Further afield, think of the trade that pubs, cafes, hotels, train and coach companies generate. And whether your ‘fix’ is in the Premier League, the EFL or further down the pyramid, football contribute­s massively to the mental health of the nation. When your team wins, it puts a spring in your step for the whole weekend – studies back that up.

In 2010, the Mental Health Foundation said of people suffering from depression: “Comparativ­e studies have shown that exercise can be as effective as medication or psychother­apy.”

Going to a match releases natural chemicals into the body like adrenaline, which relieves stress.
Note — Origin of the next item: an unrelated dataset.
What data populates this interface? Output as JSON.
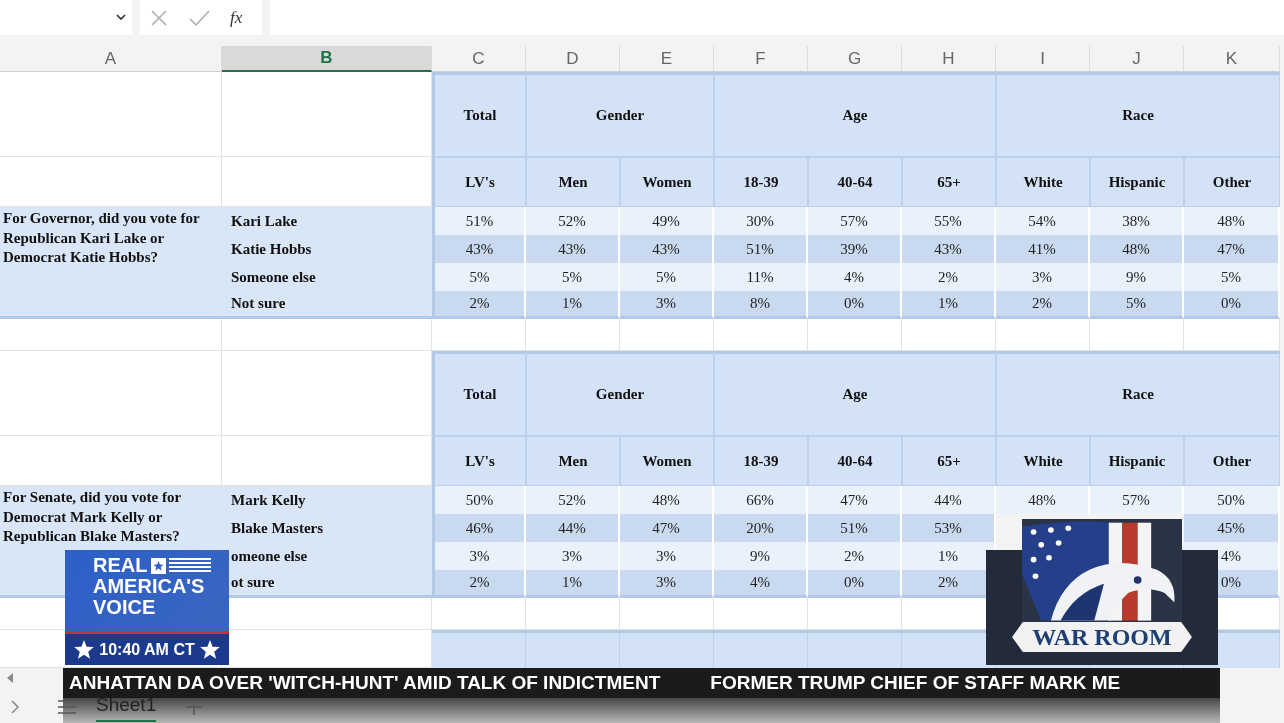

Everyone involved in the game benefits and the sooner we are all back out on the parks, school pitches and the stadiums of dreams, the better it will be for our health. And with the NHS stretched to the limit by a pandemic, anything that reduces the demands on our medical profession has to be a positive. The FA believes 11 million people play football in the UK in one form or another and as many again watch it live or on TV. Around 2.1m of us play at least twice a month, with 44.7 per cent of 11 to 15-year-olds playing on a monthly basis. Globally, four per cent of the world’s entire population play football. In 2017, the average attendance at Premier League games was 35,800 and one study in 2016-17 showed the Premier League was worth £3.3billion to the economy in tax alone, supporting 100,000 jobs. And the game creates work in constructi­on. When Liverpool and Crystal Palace build new stands, Everton create a new stadium and Luton begin work on a new ground, it will bring employment to an army of workers in hard hats. So we miss football, big time. Why? As a wise man once said: You can see football from the foot of a mountain or from the top looking down.